A Child's Dilemma: Mom or Prosperity

Guatemalans in Mexico ponder going home

July 25, 1996

In a dirt-floored schoolroom perched on a hillside in southern Mexico, a group of Mexican-born children of Guatemalan refugees are discussing a hot topic in their camp: their eventual "return" to Guatemala, a country these children have never known.

Do they want to move to Guatemala? "No!" comes the resounding response from the 17 adolescents. But if their parents return, don't they want to accompany them? "No!" they repeat.

And why are they so set on staying in Mexico? Timidity causes a long silence, but finally 12-year-old Lucio Torres Moreno speaks up to approving nods around the room. "We've heard about the massacre by the Army of some of the people who already went back," he says. "We hear about the problems in Guatemala, that there aren't many schools, and we think we're better off in Mexico where we've always lived," he says. "Here we live in peace."

Guatemala's 36-year civil war is winding down. Peace talks are continuing, and the government says a peace accord may be concluded by the end of this year. So with peace in the offing, the 31,000 Guatemalan refugees still living in camps in southern Mexico are starting to consider whether to move back "home."

But for the 51 percent of those refugees that United Nations refugee officials estimate are children - children born over the 14 years the camps have existed - home is Mexico, and resistance to leaving is strong.

That resistance is causing conflict in families where parents may be dreaming of returning to the land of their ancestors, but where the children argue for staying in Mexico, which they know generally offers better living conditions and future options than Guatemala.

The generational conflict is causing many families to reconsider a long-held assumption that they would return to Guatemala once there was peace.

"We all live with this fear that our children, if we take them to Guatemala, are going to want to come back [to Mexico]," says Alfredo Hernandez Moreno, a refugee and schoolteacher in the Porvenir I camp, which is south of Comitn, in the southern state of Chiapas. His five children were born in Mexico. "No one wants to live his life without his children around him, so in many cases we are trying to stay longer."

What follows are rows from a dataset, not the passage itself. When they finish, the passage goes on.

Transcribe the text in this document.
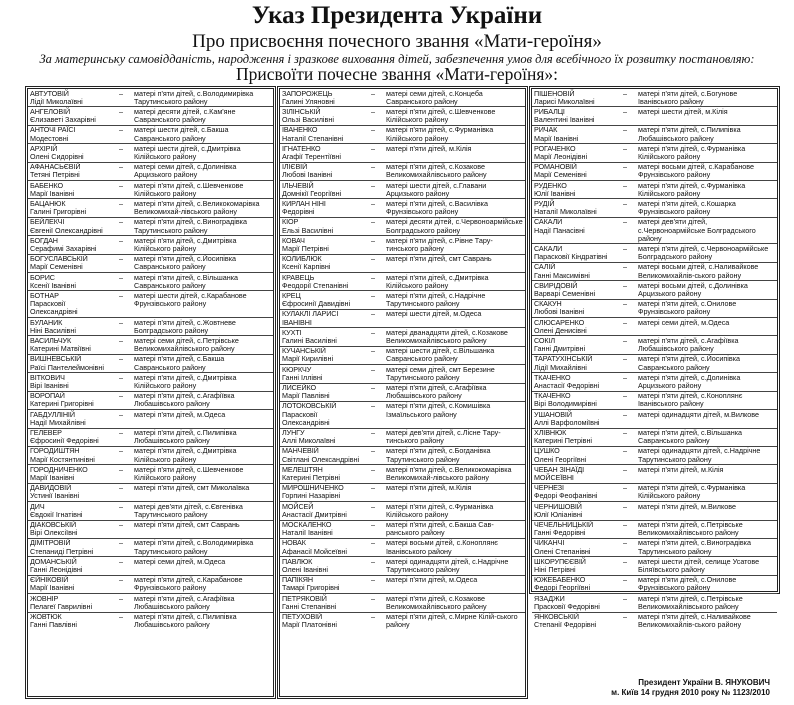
Указ Президента України
Про присвоєння почесного звання «Мати-героїня»
За материнську самовідданість, народження і зразкове виховання дітей, забезпечення умов для всебічного їх розвитку постановляю:
Присвоїти почесне звання «Мати-героїня»:
АВТУТОВІЙ
Лідії Миколаївні
–	матері п'яти дітей, с.Володимирівка Тарутинського району
АНГЕЛОВІЙ
Єлизаветі Захарівні
–	матері десяти дітей, с.Кам'яне Савранського району
АНТОЧІ РАЇСІ
Модестовні
–	матері шести дітей, с.Бакша Савранського району
АРХІРІЙ
Олені Сидорівні
–	матері шести дітей, с.Дмитрівка Кілійського району
АФАНАСЬЄВІЙ
Тетяні Петрівні
–	матері семи дітей, с.Долинівка Арцизького району
БАБЕНКО
Марії Іванівні
–	матері п'яти дітей, с.Шевченкове Кілійського району
БАЦАНЮК
Галині Григорівні
–	матері п'яти дітей, с.Великокомарівка Великомихай-лівського району
БЕЙЛЕКЧІ
Євгенії Олександрівні
–	матері п'яти дітей, с.Виноградівка Тарутинського району
БОГДАН
Серафимі Захарівні
–	матері п'яти дітей, с.Дмитрівка Кілійського району
БОГУСЛАВСЬКІЙ
Марії Семенівні
–	матері п'яти дітей, с.Йосипівка Савранського району
БОРИС
Ксенії Іванівні
–	матері п'яти дітей, с.Вільшанка Савранського району
БОТНАР
Парасковії Олександрівні
–	матері шести дітей, с.Карабанове Фрунзівського району
БУЛАНИК
Ніні Василівні
–	матері п'яти дітей, с.Жовтневе Болградського району
ВАСИЛЬЧУК
Катерині Матвіївні
–	матері семи дітей, с.Петрівське Великомихайлівського району
ВИШНЕВСЬКІЙ
Раїсі Пантелеймонівні
–	матері п'яти дітей, с.Бакша Савранського району
ВІТКОВИЧ
Вірі Іванівні
–	матері п'яти дітей, с.Дмитрівка Кілійського району
ВОРОПАЙ
Катерині Григорівні
–	матері п'яти дітей, с.Агафіївка Любашівського району
ГАБДУЛЛІНІЙ
Надії Михайлівні
–	матері п'яти дітей, м.Одеса
ГЕЛЕВЕР
Єфросинії Федорівні
–	матері п'яти дітей, с.Пилипівка Любашівського району
ГОРОДИШТЯН
Марії Костянтинівні
–	матері п'яти дітей, с.Дмитрівка Кілійського району
ГОРОДНИЧЕНКО
Марії Іванівні
–	матері п'яти дітей, с.Шевченкове Кілійського району
ДАВИДОВІЙ
Устинії Іванівні
–	матері п'яти дітей, смт Миколаївка
ДИЧ
Євдокії Ігнатівні
–	матері дев'яти дітей, с.Євгенівка Тарутинського району
ДІАКОВСЬКІЙ
Вірі Олексіївні
–	матері п'яти дітей, смт Саврань
ДІМІТРОВІЙ
Степаниді Петрівні
–	матері п'яти дітей, с.Володимирівка Тарутинського району
ДОМАНСЬКІЙ
Ганні Леонідівні
–	матері семи дітей, м.Одеса
ЄЙНІКОВІЙ
Марії Іванівні
–	матері п'яти дітей, с.Карабанове Фрунзівського району
ЖОВНІР
Пелагеї Гаврилівні
–	матері п'яти дітей, с.Агафіївка Любашівського району
ЖОВТЮК
Ганні Павлівні
–	матері п'яти дітей, с.Пилипівка Любашівського району
ЗАПОРОЖЕЦЬ
Галині Уляновні
–	матері семи дітей, с.Концеба Савранського району
ЗІЛІНСЬКІЙ
Ользі Василівні
–	матері п'яти дітей, с.Шевченкове Кілійського району
ІВАНЕНКО
Наталії Степанівні
–	матері п'яти дітей, с.Фурманівка Кілійського району
ІГНАТЕНКО
Агафії Терентіївні
–	матері п'яти дітей, м.Кілія
ІЛІЄВІЙ
Любові Іванівні
–	матері п'яти дітей, с.Козакове Великомихайлівського району
ІЛЬЧЕВІЙ
Домнікії Георгіївні
–	матері шести дітей, с.Главани Арцизького району
КИРЛАН НІНІ
Федорівні
–	матері п'яти дітей, с.Василівка Фрунзівського району
КІОР
Ельзі Василівні
–	матері десяти дітей, с.Червоноармійське Болградського району
КОВАЧ
Марії Петрівні
–	матері п'яти дітей, с.Рівне Тару-тинського району
КОЛИБЛЮК
Ксенії Карпівні
–	матері п'яти дітей, смт Саврань
КРАВЕЦЬ
Феодорії Степанівні
–	матері п'яти дітей, с.Дмитрівка Кілійського району
КРЕЦ
Єфросинії Давидівні
–	матері п'яти дітей, с.Надрічне Тарутинського району
КУЛАКЛІ ЛАРИСІ ІВАНІВНІ
–	матері шести дітей, м.Одеса
КУХТІ
Галині Василівні
–	матері дванадцяти дітей, с.Козакове Великомихайлівського району
КУЧАНСЬКІЙ
Марії Кирилівні
–	матері шести дітей, с.Вільшанка Савранського району
КЮРКЧУ
Ганні Іллівні
–	матері семи дітей, смт Березине Тарутинського району
ЛИСЕЙКО
Марії Павлівні
–	матері п'яти дітей, с.Агафіївка Любашівського району
ЛОТОКОВСЬКІЙ
Парасковії Олександрівні
–	матері п'яти дітей, с.Комишівка Ізмаїльського району
ЛУНГУ
Аллі Миколаївні
–	матері дев'яти дітей, с.Лісне Тару-тинського району
МАНЧЕВІЙ
Світлані Олександрівні
–	матері п'яти дітей, с.Богданівка Тарутинського району
МЕЛЕШТЯН
Катерині Петрівні
–	матері п'яти дітей, с.Великокомарівка Великомихай-лівського району
МИРОШНИЧЕНКО
Горпині Назарівні
–	матері п'яти дітей, м.Кілія
МОЙСЕЙ
Анастасії Дмитрівні
–	матері п'яти дітей, с.Фурманівка Кілійського району
МОСКАЛЕНКО
Наталії Іванівні
–	матері п'яти дітей, с.Бакша Сав-ранського району
НОВАК
Афанасії Мойсеївні
–	матері восьми дітей, с.Коноплянє Іванівського району
ПАВЛЮК
Олені Іванівні
–	матері одинадцяти дітей, с.Надрічне Тарутинського району
ПАПІКЯН
Тамарі Григорівні
–	матері п'яти дітей, м.Одеса
ПЕТРЯКОВІЙ
Ганні Степанівні
–	матері п'яти дітей, с.Козакове Великомихайлівського району
ПЕТУХОВІЙ
Марії Платонівні
–	матері п'яти дітей, с.Мирне Кілій-ського району
ПІШЕНОВІЙ
Ларисі Миколаївні
–	матері п'яти дітей, с.Богунове Іванівського району
РИБАЛЦІ
Валентині Іванівні
–	матері шести дітей, м.Кілія
РИЧАК
Марії Іванівні
–	матері п'яти дітей, с.Пилипівка Любашівського району
РОГАЧЕНКО
Марії Леонідівні
–	матері п'яти дітей, с.Фурманівка Кілійського району
РОМАНОВІЙ
Марії Семенівні
–	матері восьми дітей, с.Карабанове Фрунзівського району
РУДЕНКО
Юлії Іванівні
–	матері п'яти дітей, с.Фурманівка Кілійського району
РУДІЙ
Наталії Миколаївні
–	матері п'яти дітей, с.Кошарка Фрунзівського району
САКАЛИ
Надії Панасівні
–	матері дев'яти дітей, с.Червоноармійське Болградського району
САКАЛИ
Парасковії Кіндратівні
–	матері п'яти дітей, с.Червоноармійське Болградського району
САЛІЙ
Ганні Максимівні
–	матері восьми дітей, с.Наливайкове Великомихайлів-ського району
СВИРІДОВІЙ
Варварі Семенівні
–	матері восьми дітей, с.Долинівка Арцизького району
СКАКУН
Любові Іванівні
–	матері п'яти дітей, с.Онилове Фрунзівського району
СЛЮСАРЕНКО
Олені Денисівні
–	матері семи дітей, м.Одеса
СОКІЛ
Ганні Дмитрівні
–	матері п'яти дітей, с.Агафіївка Любашівського району
ТАРАТУХІНСЬКІЙ
Лідії Михайлівні
–	матері п'яти дітей, с.Йосипівка Савранського району
ТКАЧЕНКО
Анастасії Федорівні
–	матері п'яти дітей, с.Долинівка Арцизького району
ТКАЧЕНКО
Вірі Володимирівні
–	матері п'яти дітей, с.Коноплянє Іванівського району
УШАНОВІЙ
Аллі Варфоломіївні
–	матері одинадцяти дітей, м.Вилкове
ХЛІВНЮК
Катерині Петрівні
–	матері п'яти дітей, с.Вільшанка Савранського району
ЦУШКО
Олені Георгіївні
–	матері одинадцяти дітей, с.Надрічне Тарутинського району
ЧЕБАН ЗІНАЇДІ МОЙСЕЇВНІ
–	матері п'яти дітей, м.Кілія
ЧЕРНЕЗІ
Федорі Феофанівні
–	матері п'яти дітей, с.Фурманівка Кілійського району
ЧЕРНИШОВІЙ
Юлії Юліанівні
–	матері п'яти дітей, м.Вилкове
ЧЕЧЕЛЬНИЦЬКІЙ
Ганні Федорівні
–	матері п'яти дітей, с.Петрівське Великомихайлівського району
ЧИКАНЧІ
Олені Степанівні
–	матері п'яти дітей, с.Виноградівка Тарутинського району
ШКОРУПЄЄВІЙ
Ніні Петрівні
–	матері шести дітей, селище Усатове Біляївського району
ЮЖЕБАБЕНКО
Федорі Георгіївні
–	матері п'яти дітей, с.Онилове Фрунзівського району
ЯЗАДЖИ
Прасковії Федорівні
–	матері п'яти дітей, с.Петрівське Великомихайлівського району
ЯНКОВСЬКІЙ
Степанії Федорівні
–	матері п'яти дітей, с.Наливайкове Великомихайлів-ського району
Президент України В. ЯНУКОВИЧ
м. Київ 14 грудня 2010 року № 1123/2010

Mexico is not forcing the refugees to return to Guatemala - largely because many of them contribute significantly to the local economy. But about 18,000 have already returned, with a new annual high of 5,500 returning last year.

The rate, however, seems to be slowing as families weigh the life they have created in Mexico against what they would return to. In the case of children born in Mexico, they have the option of choosing Mexican citizenship upon turning 18.

There is little mystery as to why children born here would want to stay. While conditions in the 113 camps in Chiapas may seem difficult, they are relatively comfortable compared to what most of the returning refugees face in Guatemala.

In Chiapas families may live in dirt-floor houses, but there is water, electricity, and schools. In the neighboring states of Campeche and Quintana Roo, conditions are even better, with children sometimes reaching university studies or finding well-paying jobs in tourism in Cancn.

In those camps, up to 80 percent of inhabitants say they want to stay.

But most returning refugees have lost the house and land they once had. And in many cases their new homes are in remote regions, with few or no services.

Another problem is language. The refugee children have grown up speaking Spanish, but in many cases they return to rural areas of Guatemala where indigenous languages predominate.

Feelings about the option of returning grew more uncertain after last October when the Guatemalan Army entered a settlement of former refugees in northern Guatemala and killed 11 recent returnees.

The Army's motives are unclear, but intimidation may have been the intent.

To help reduce anxiety over repatriation, UN refugee workers encourage discussions within families.

"The worst problems arise when a return confronts a family that hasn't discussed it," says Carmen Aubanell Serra, camp official in Comitn with the United Nations High Commissioner for Refugees (UNHCR). "The parents are ready, the truck is packed, but the children are resisting, and suddenly there's this division," she says.

UNHCR workers also organize group discussions and require women-only meetings - since an absence of dialogue in families usually results from men who don't want to hear from reluctant wives or children.

Both the UN representatives and COMAR, Mexico's refugee-assistance agency, don't want to see anyone going to Guatemala by force.

"We want to encourage family unity," says Ms. Aubanell, "but we also have to consider the individual's rights and development."